OpenAI recently announced a small-scale preview of its new voice cloning technology, Voice Engine. This tool can mimic any speaker’s voice by analysing a 15-second audio sample, generating “natural-sounding speech” with “emotive and realistic voices.”

Read: MultiChoice is now 40% owned by Canal+

The technology is built on OpenAI’s pre-existing text-to-speech API and has been in development since 2022. OpenAI has already used a version of the toolset for the preset voices available in its current text-to-speech API and the Read Aloud feature. Samples on OpenAI’s blog showcase the technology’s impressive ability to replicate voices closely. Listening to these samples reveals a range of possibilities, both beneficial and concerning.

OpenAI envisions Voice Engine being helpful for reading assistance, language translation, and supporting those with sudden or degenerative speech conditions. For example, a Brown University pilot program assisted a patient with speech impairment by creating a Voice Engine clone from audio recorded for a school project.

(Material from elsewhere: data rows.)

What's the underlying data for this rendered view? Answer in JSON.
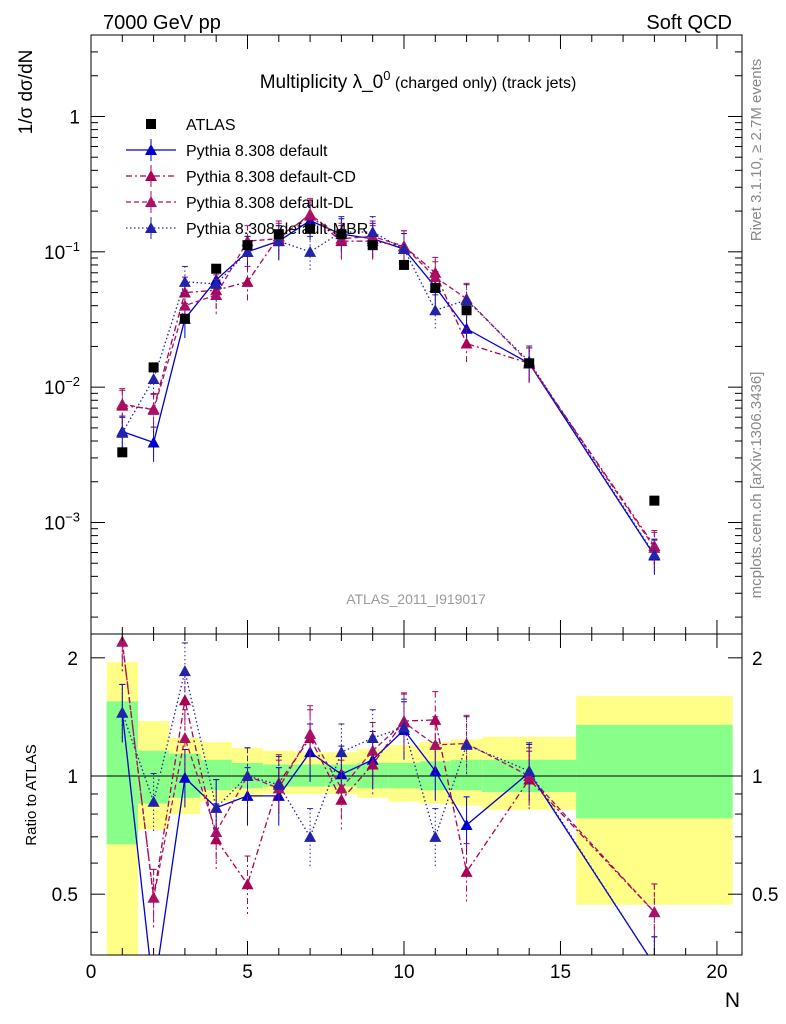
{
  "header": {
    "left": "7000 GeV pp",
    "right": "Soft QCD"
  },
  "side_labels": {
    "rivet": "Rivet 3.1.10, ≥ 2.7M events",
    "mcplots": "mcplots.cern.ch [arXiv:1306.3436]"
  },
  "colors": {
    "atlas": "#000000",
    "default": "#0000cc",
    "cd": "#aa0055",
    "dl": "#aa1166",
    "mbr": "#2222aa",
    "band_yellow": "#ffff88",
    "band_green": "#88ff88"
  },
  "chart_data": [
    {
      "type": "scatter",
      "title": "Multiplicity λ_0",
      "title_sup": "0",
      "title_suffix": " (charged only) (track jets)",
      "ylabel": "1/σ dσ/dN",
      "analysis_label": "ATLAS_2011_I919017",
      "yscale": "log",
      "xlim": [
        0,
        20.8
      ],
      "ylim": [
        0.00015,
        4
      ],
      "y_ticks": [
        {
          "label": "1",
          "value": 1
        },
        {
          "label": "10",
          "sup": "−1",
          "value": 0.1
        },
        {
          "label": "10",
          "sup": "−2",
          "value": 0.01
        },
        {
          "label": "10",
          "sup": "−3",
          "value": 0.001
        }
      ],
      "legend_position": "top-left",
      "series": [
        {
          "name": "ATLAS",
          "key": "atlas",
          "marker": "square",
          "x": [
            1,
            2,
            3,
            4,
            5,
            6,
            7,
            8,
            9,
            10,
            11,
            12,
            14,
            18
          ],
          "y": [
            0.0033,
            0.014,
            0.032,
            0.075,
            0.112,
            0.135,
            0.148,
            0.135,
            0.112,
            0.08,
            0.054,
            0.037,
            0.015,
            0.00145
          ]
        },
        {
          "name": "Pythia 8.308 default",
          "key": "default",
          "marker": "triangle",
          "line": "solid",
          "x": [
            1,
            2,
            3,
            4,
            5,
            6,
            7,
            8,
            9,
            10,
            11,
            12,
            14,
            18
          ],
          "y": [
            0.0047,
            0.0039,
            0.032,
            0.062,
            0.1,
            0.12,
            0.17,
            0.135,
            0.125,
            0.105,
            0.055,
            0.027,
            0.015,
            0.00057
          ]
        },
        {
          "name": "Pythia 8.308 default-CD",
          "key": "cd",
          "marker": "triangle",
          "line": "dashdot",
          "x": [
            1,
            2,
            3,
            4,
            5,
            6,
            7,
            8,
            9,
            10,
            11,
            12,
            14,
            18
          ],
          "y": [
            0.0073,
            0.0069,
            0.05,
            0.052,
            0.06,
            0.13,
            0.185,
            0.12,
            0.12,
            0.11,
            0.07,
            0.021,
            0.015,
            0.00067
          ]
        },
        {
          "name": "Pythia 8.308 default-DL",
          "key": "dl",
          "marker": "triangle",
          "line": "dashed",
          "x": [
            1,
            2,
            3,
            4,
            5,
            6,
            7,
            8,
            9,
            10,
            11,
            12,
            14,
            18
          ],
          "y": [
            0.0075,
            0.0068,
            0.04,
            0.048,
            0.12,
            0.125,
            0.19,
            0.125,
            0.13,
            0.11,
            0.065,
            0.045,
            0.015,
            0.00065
          ]
        },
        {
          "name": "Pythia 8.308 default-MBR",
          "key": "mbr",
          "marker": "triangle",
          "line": "dotted",
          "x": [
            1,
            2,
            3,
            4,
            5,
            6,
            7,
            8,
            9,
            10,
            11,
            12,
            14,
            18
          ],
          "y": [
            0.0046,
            0.0115,
            0.06,
            0.058,
            0.1,
            0.12,
            0.1,
            0.14,
            0.14,
            0.105,
            0.037,
            0.044,
            0.0155,
            0.00058
          ]
        }
      ]
    },
    {
      "type": "scatter",
      "ylabel": "Ratio to ATLAS",
      "xlabel": "N",
      "xlim": [
        0,
        20.8
      ],
      "ylim": [
        0.35,
        2.3
      ],
      "reference_line": 1,
      "x_ticks": [
        0,
        5,
        10,
        15,
        20
      ],
      "y_ticks": [
        0.5,
        1,
        2
      ],
      "bands": [
        {
          "x0": 0.5,
          "x1": 1.5,
          "y_lo": 0.35,
          "y_hi": 1.95,
          "g_lo": 0.67,
          "g_hi": 1.55
        },
        {
          "x0": 1.5,
          "x1": 2.5,
          "y_lo": 0.73,
          "y_hi": 1.38,
          "g_lo": 0.85,
          "g_hi": 1.16
        },
        {
          "x0": 2.5,
          "x1": 3.5,
          "y_lo": 0.8,
          "y_hi": 1.25,
          "g_lo": 0.88,
          "g_hi": 1.14
        },
        {
          "x0": 3.5,
          "x1": 4.5,
          "y_lo": 0.86,
          "y_hi": 1.22,
          "g_lo": 0.92,
          "g_hi": 1.1
        },
        {
          "x0": 4.5,
          "x1": 5.5,
          "y_lo": 0.88,
          "y_hi": 1.18,
          "g_lo": 0.93,
          "g_hi": 1.08
        },
        {
          "x0": 5.5,
          "x1": 6.5,
          "y_lo": 0.9,
          "y_hi": 1.16,
          "g_lo": 0.94,
          "g_hi": 1.07
        },
        {
          "x0": 6.5,
          "x1": 7.5,
          "y_lo": 0.9,
          "y_hi": 1.15,
          "g_lo": 0.94,
          "g_hi": 1.07
        },
        {
          "x0": 7.5,
          "x1": 8.5,
          "y_lo": 0.9,
          "y_hi": 1.15,
          "g_lo": 0.94,
          "g_hi": 1.07
        },
        {
          "x0": 8.5,
          "x1": 9.5,
          "y_lo": 0.88,
          "y_hi": 1.17,
          "g_lo": 0.93,
          "g_hi": 1.08
        },
        {
          "x0": 9.5,
          "x1": 10.5,
          "y_lo": 0.86,
          "y_hi": 1.2,
          "g_lo": 0.93,
          "g_hi": 1.08
        },
        {
          "x0": 10.5,
          "x1": 11.5,
          "y_lo": 0.85,
          "y_hi": 1.22,
          "g_lo": 0.92,
          "g_hi": 1.09
        },
        {
          "x0": 11.5,
          "x1": 12.5,
          "y_lo": 0.84,
          "y_hi": 1.24,
          "g_lo": 0.92,
          "g_hi": 1.1
        },
        {
          "x0": 12.5,
          "x1": 15.5,
          "y_lo": 0.82,
          "y_hi": 1.26,
          "g_lo": 0.91,
          "g_hi": 1.1
        },
        {
          "x0": 15.5,
          "x1": 20.5,
          "y_lo": 0.47,
          "y_hi": 1.6,
          "g_lo": 0.78,
          "g_hi": 1.35
        }
      ],
      "series": [
        {
          "name": "Pythia 8.308 default",
          "key": "default",
          "line": "solid",
          "x": [
            1,
            2,
            3,
            4,
            5,
            6,
            7,
            8,
            9,
            10,
            11,
            12,
            14,
            18
          ],
          "y": [
            1.45,
            0.28,
            0.99,
            0.83,
            0.89,
            0.89,
            1.15,
            1.01,
            1.1,
            1.31,
            1.03,
            0.75,
            1.02,
            0.33
          ]
        },
        {
          "name": "Pythia 8.308 default-CD",
          "key": "cd",
          "line": "dashdot",
          "x": [
            1,
            2,
            3,
            4,
            5,
            6,
            7,
            8,
            9,
            10,
            11,
            12,
            14,
            18
          ],
          "y": [
            2.2,
            0.49,
            1.56,
            0.69,
            0.53,
            0.96,
            1.25,
            0.87,
            1.07,
            1.38,
            1.39,
            0.57,
            0.98,
            0.45
          ]
        },
        {
          "name": "Pythia 8.308 default-DL",
          "key": "dl",
          "line": "dashed",
          "x": [
            1,
            2,
            3,
            4,
            5,
            6,
            7,
            8,
            9,
            10,
            11,
            12,
            14,
            18
          ],
          "y": [
            2.2,
            0.49,
            1.25,
            0.72,
            1.0,
            0.93,
            1.28,
            0.93,
            1.16,
            1.37,
            1.2,
            1.21,
            1.0,
            0.45
          ]
        },
        {
          "name": "Pythia 8.308 default-MBR",
          "key": "mbr",
          "line": "dotted",
          "x": [
            1,
            2,
            3,
            4,
            5,
            6,
            7,
            8,
            9,
            10,
            11,
            12,
            14,
            18
          ],
          "y": [
            1.45,
            0.86,
            1.85,
            0.83,
            1.0,
            0.95,
            0.7,
            1.15,
            1.25,
            1.33,
            0.7,
            1.2,
            1.03,
            0.33
          ]
        }
      ]
    }
  ]
}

While the technology holds promise, there is potential for misuse by bad actors, particularly in creating deepfake content. Voice Engine isn’t ready for full deployment yet, as serious privacy concerns need addressing before a broad release.

OpenAI acknowledges the risks, especially in an election year, and is incorporating feedback from partners across various sectors to minimize risks. Preview testers must adhere to OpenAI’s usage policies, which prohibit impersonation without consent or legal right. Users must also disclose AI-generated voices to their audience.

Safety measures include watermarking to trace audio origin and proactive monitoring of system usage. When Voice Engine officially launches, a “no-go voice list” will detect and prevent AI-generated voices that closely resemble prominent figures.

OpenAI has not specified a rollout timeline but is keeping its pricing competitive. Potential data suggests Voice Engine could cost $15 per one million characters, or roughly 162,500 words—the length of Stephen King’s “The Shining.” An “HD” version could cost twice as much, but details remain unclear.

Additionally, OpenAI recently announced a partnership with Microsoft to build an AI-based supercomputer called “Stargate,” reportedly costing around $100 billion, according to The Information. OpenAI’s strategic moves underscore its commitment to advancing AI technology.